14.07.1949

Siebzig Jahre mit Buntkarierten

Vom Funk auf die Leinwand

Oberst Tulpanow, der Dichter Arnold Zweig, der Dramatiker Friedrich Wolf und viele prominente West- und Ostberliner klatschten im Berliner Filmtheater "Babylon" Premierenbeifall. Der Defa-Film "Die Buntkarierten" lief an.

Schon einmal fand das gleiche Thema ein Echo. Damals war es noch ein Hörspiel und hieß "Während der Stromsperre". Es ging vom Berliner Rundfunk aus sechsmal über den Aether. Berta Waterstradt, die Hörspielautorin, schrieb auch das Filmdrehbuch.

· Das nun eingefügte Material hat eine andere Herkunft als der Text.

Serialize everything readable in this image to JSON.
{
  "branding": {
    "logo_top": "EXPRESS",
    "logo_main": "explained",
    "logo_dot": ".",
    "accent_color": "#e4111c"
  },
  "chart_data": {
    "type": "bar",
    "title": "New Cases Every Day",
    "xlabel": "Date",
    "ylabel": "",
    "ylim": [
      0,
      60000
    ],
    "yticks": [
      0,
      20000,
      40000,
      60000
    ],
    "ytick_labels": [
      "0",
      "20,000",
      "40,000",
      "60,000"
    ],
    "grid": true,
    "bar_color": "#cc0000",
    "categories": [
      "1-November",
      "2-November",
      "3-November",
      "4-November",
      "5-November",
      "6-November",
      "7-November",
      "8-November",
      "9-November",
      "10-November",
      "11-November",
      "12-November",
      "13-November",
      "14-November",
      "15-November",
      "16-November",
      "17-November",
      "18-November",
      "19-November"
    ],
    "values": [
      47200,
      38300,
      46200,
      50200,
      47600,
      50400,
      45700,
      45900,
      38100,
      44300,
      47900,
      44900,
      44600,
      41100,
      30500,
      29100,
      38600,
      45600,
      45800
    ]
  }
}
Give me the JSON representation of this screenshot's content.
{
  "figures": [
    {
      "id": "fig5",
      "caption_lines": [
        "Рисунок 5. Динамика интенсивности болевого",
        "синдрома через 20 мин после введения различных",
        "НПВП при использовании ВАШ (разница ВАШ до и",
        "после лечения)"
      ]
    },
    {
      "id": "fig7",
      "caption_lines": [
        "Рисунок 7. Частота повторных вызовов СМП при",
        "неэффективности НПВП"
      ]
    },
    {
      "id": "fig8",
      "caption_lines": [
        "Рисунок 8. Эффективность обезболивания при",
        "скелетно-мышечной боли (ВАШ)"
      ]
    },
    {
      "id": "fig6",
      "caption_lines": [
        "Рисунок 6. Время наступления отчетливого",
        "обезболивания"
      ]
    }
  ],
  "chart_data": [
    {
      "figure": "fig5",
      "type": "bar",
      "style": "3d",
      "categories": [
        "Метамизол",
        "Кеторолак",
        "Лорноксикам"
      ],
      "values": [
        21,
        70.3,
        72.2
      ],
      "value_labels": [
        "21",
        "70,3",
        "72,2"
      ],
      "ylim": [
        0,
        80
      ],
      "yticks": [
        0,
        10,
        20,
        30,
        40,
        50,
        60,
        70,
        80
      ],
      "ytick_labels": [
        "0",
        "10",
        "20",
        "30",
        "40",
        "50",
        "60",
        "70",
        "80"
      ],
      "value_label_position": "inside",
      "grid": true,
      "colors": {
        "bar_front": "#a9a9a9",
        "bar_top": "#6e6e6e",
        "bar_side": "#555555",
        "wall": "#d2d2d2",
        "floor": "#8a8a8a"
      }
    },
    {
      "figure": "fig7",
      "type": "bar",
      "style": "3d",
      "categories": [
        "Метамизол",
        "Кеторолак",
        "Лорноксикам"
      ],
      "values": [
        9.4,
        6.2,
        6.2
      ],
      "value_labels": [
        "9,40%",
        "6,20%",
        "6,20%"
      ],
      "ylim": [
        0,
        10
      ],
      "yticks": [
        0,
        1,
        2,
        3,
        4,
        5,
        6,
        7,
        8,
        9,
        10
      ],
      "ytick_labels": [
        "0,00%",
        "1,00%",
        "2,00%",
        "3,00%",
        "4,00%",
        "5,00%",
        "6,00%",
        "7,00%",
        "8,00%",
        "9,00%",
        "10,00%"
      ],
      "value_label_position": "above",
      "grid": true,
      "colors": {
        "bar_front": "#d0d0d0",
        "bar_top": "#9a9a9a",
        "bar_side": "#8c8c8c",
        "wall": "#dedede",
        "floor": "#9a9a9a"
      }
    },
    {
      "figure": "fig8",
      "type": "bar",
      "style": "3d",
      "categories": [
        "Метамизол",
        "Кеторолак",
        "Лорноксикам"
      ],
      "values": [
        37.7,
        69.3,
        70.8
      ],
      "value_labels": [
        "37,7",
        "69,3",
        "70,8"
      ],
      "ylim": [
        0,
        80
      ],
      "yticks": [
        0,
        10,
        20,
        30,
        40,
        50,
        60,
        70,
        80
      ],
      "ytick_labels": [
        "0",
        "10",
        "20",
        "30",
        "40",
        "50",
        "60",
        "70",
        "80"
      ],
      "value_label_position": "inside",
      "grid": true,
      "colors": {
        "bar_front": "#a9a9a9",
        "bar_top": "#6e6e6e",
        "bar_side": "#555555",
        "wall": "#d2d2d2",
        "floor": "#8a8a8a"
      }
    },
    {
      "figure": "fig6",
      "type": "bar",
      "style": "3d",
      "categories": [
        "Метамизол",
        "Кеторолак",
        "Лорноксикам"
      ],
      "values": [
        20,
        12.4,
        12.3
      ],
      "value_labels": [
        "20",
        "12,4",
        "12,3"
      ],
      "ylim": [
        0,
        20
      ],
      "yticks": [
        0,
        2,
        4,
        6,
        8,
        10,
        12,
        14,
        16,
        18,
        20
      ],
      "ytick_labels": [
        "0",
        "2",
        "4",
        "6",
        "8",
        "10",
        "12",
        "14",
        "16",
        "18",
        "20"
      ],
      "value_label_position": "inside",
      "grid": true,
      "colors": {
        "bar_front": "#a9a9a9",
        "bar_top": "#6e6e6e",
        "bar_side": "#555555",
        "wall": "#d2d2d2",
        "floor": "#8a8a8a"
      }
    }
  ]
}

Die Buntkarierten, die Bettwäsche der kleinen Leute, begleiten in diesem Film siebzig Jahre eine Frau. In den Buntkarierten bringt Marie, das Dienstmädchen bei Majors, in den siebziger Jahren die kleine Guste zur Welt. "Zwischen Braten und Nachtisch", drückte sich Frau Major beim Festessen aus.

Marie stirbt, und Guste wächst bei den Großeltern in der Hinterhofwohnung auf. Sie heiratet einen braven Mann, den Malergesellen Paul und schenkt ihm zwei Kinder.

Im ersten Weltkrieg arbeitet Guste in einer Munitionsfabrik, haßt aus weiblichem Instinkt heraus den Krieg und putzt lieber Fenster. Bald nach 1933 stirbt Gustes Mann. Die Bomben des zweiten Weltkrieges rauben ihre Kinder. Bei Kriegsende ist die alte Guste mit ihrer Enkelin, einer jungen Studentin, allein. Aus den Resten der Buntkarierten näht sie dem Mädchen ein Festkleid.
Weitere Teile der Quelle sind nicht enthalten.